After generating strong returns for Aetos Capital Asia I, its debut opportunity fund which closed in 2003, Aetos went on to haul $2.2 billion for its second in the series in 2005. That vehicle was the region’s largest pan-Asia opportunity fund at the time but its investments struggled and the firm faced a battle to return equity to its investors. Its effort to raise a similar amount for a third vehicle was stifled amid dire capital raising conditions generally as many investors turned their back on the industry.
The firm managed to raise $250 million to seed a fourth vehicle from China Investment Corporation, in 2010. Aetos originally targeted $1 billion for that fund but its offering came before many investors were willing to re-engage with the industry and the vehicle ultimately became more akin to a separate account for the Chinese sovereign wealth fund.
Now, with equity markets demonstrating a greater appetite for opportunistic real estate, the firm is back in the market for $1 billion for Aetos Capital Asia V. To date, no placement agent has been appointed to assist in its fundraising.
The firm declined to comment on its capital raising plans, however Kelley was a speaker at PERE’s Forum: Japan conference last week.
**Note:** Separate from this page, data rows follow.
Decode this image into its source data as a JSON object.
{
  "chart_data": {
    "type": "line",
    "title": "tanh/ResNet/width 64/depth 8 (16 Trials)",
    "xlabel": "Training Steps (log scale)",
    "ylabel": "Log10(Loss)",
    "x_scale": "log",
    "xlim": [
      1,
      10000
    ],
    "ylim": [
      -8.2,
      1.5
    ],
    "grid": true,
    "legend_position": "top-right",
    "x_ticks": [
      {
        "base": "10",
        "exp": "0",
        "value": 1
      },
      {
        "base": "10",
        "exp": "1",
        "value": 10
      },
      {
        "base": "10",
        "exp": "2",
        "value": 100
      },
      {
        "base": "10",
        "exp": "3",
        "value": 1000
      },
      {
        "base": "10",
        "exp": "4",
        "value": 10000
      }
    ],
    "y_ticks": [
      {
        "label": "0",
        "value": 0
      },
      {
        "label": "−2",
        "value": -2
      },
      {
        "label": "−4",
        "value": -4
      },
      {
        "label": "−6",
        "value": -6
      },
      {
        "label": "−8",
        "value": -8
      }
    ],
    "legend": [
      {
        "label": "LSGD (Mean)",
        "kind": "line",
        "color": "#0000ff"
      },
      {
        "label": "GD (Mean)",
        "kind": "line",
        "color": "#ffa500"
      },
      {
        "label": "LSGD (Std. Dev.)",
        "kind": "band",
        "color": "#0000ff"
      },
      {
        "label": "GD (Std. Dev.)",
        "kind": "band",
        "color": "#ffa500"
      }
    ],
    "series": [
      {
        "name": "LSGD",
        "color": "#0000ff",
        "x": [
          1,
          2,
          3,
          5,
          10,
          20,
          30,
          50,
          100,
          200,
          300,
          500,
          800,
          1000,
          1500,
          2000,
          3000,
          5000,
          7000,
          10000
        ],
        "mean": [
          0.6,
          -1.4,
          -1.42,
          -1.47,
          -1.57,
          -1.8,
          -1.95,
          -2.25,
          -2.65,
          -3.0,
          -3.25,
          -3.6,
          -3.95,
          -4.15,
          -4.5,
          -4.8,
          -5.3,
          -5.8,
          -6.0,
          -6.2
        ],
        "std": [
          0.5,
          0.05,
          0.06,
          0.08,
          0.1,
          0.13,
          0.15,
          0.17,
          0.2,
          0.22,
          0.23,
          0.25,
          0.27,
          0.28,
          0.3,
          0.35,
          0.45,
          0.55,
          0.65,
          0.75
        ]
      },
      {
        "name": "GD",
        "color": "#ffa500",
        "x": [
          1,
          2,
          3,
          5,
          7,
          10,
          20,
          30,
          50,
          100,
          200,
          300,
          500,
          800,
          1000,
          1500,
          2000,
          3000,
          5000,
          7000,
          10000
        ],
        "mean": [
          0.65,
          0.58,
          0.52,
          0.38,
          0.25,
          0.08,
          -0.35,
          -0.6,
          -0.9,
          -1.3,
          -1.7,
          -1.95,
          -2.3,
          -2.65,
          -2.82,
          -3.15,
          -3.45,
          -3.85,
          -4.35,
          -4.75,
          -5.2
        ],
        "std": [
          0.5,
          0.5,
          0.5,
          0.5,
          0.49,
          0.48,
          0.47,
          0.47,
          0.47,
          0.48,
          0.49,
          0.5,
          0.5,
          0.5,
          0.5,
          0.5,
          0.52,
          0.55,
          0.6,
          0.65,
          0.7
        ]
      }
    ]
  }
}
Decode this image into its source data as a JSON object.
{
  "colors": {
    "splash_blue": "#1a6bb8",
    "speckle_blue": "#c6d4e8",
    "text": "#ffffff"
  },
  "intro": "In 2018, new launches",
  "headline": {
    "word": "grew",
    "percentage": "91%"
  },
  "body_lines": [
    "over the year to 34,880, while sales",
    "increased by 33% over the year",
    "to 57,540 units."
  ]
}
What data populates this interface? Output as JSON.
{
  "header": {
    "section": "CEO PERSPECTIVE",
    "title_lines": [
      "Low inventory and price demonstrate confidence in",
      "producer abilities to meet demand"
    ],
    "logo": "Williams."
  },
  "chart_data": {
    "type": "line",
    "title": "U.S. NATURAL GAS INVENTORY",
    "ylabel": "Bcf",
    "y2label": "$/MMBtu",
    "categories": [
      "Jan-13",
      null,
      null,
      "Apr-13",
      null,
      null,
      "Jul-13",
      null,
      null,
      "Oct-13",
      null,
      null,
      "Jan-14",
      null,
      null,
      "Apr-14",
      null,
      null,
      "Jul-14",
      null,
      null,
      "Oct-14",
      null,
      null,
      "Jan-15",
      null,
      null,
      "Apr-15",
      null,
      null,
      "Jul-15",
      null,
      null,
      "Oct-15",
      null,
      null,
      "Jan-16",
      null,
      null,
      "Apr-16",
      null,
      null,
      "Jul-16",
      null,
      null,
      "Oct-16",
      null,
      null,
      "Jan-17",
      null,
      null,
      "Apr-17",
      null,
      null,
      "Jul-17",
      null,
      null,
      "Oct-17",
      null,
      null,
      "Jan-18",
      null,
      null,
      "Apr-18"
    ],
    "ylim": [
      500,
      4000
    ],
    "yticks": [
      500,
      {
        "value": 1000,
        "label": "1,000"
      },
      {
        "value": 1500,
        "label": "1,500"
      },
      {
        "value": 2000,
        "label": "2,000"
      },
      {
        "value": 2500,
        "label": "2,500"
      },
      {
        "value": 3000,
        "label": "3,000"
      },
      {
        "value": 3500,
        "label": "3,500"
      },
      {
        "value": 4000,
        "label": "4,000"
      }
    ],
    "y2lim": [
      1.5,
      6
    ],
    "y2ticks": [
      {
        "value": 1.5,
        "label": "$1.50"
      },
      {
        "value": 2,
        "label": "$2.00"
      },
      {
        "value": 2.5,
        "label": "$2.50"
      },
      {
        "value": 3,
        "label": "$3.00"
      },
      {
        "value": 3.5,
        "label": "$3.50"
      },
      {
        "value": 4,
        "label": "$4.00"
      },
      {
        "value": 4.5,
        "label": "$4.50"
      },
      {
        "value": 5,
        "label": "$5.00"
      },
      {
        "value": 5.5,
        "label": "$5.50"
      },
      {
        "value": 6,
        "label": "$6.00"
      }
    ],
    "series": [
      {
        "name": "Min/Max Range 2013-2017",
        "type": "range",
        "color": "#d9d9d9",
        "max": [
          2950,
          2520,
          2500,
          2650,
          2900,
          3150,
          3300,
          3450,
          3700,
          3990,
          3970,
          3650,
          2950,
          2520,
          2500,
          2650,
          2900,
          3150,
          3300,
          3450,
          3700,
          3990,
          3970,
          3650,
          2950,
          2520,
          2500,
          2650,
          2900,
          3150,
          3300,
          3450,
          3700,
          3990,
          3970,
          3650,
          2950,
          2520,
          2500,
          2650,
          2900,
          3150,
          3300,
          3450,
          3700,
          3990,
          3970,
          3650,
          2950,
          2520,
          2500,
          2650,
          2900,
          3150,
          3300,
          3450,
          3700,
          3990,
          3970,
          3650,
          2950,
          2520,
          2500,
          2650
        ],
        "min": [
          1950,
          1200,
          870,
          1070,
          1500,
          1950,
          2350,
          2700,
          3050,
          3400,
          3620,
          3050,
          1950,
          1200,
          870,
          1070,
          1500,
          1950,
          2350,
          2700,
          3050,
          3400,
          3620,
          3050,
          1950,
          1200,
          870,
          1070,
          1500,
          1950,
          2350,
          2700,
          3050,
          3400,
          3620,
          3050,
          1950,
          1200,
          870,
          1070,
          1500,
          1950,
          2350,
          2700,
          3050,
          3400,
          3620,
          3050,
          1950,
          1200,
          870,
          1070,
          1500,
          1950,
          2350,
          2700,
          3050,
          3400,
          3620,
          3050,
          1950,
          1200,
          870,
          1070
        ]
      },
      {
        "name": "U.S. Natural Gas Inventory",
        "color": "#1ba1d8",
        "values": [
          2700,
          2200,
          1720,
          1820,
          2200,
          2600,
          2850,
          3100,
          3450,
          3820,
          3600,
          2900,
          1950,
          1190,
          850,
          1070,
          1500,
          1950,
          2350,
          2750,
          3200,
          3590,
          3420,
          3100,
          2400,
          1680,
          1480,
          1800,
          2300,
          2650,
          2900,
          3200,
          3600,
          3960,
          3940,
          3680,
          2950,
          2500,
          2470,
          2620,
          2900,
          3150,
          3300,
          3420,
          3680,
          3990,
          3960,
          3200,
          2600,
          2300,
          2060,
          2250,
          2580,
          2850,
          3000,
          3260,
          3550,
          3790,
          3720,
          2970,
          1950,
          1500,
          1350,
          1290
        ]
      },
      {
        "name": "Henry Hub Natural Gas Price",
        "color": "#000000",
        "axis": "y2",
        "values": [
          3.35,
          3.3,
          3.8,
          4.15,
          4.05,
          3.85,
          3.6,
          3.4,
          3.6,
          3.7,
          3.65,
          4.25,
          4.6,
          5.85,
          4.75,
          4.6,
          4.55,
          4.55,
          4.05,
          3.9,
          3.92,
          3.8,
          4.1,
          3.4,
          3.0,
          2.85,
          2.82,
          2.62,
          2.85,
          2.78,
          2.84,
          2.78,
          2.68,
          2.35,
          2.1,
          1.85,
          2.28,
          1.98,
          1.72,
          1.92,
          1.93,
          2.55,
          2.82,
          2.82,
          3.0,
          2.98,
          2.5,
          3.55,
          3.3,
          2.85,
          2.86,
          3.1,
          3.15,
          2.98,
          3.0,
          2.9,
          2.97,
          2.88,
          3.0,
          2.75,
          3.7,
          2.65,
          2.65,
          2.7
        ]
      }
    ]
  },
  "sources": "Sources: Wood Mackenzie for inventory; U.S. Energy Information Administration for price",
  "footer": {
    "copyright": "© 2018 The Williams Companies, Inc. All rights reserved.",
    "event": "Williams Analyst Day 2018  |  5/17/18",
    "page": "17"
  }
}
On stage he said the firm was confident that Japanese Prime Minister Shinzo Abe’s economic reforms would make the country’s real estate a more attractive investment proposition. He also counted Japan’s low interest rates and Tokyo’s low rents and high cap rates as positive indicators for making investments today and told delegates: “Tokyo is cheap on a historical basis, even just looking at the beta. It is more attractive than most western markets.”
He said his firm was looking at the US housing market as one driving force for improving market conditions in Japan. “We rely on the US consumer [in Japan] and that is not going to come back until the US housing market hits bottom. We’re starting to see signs of that.”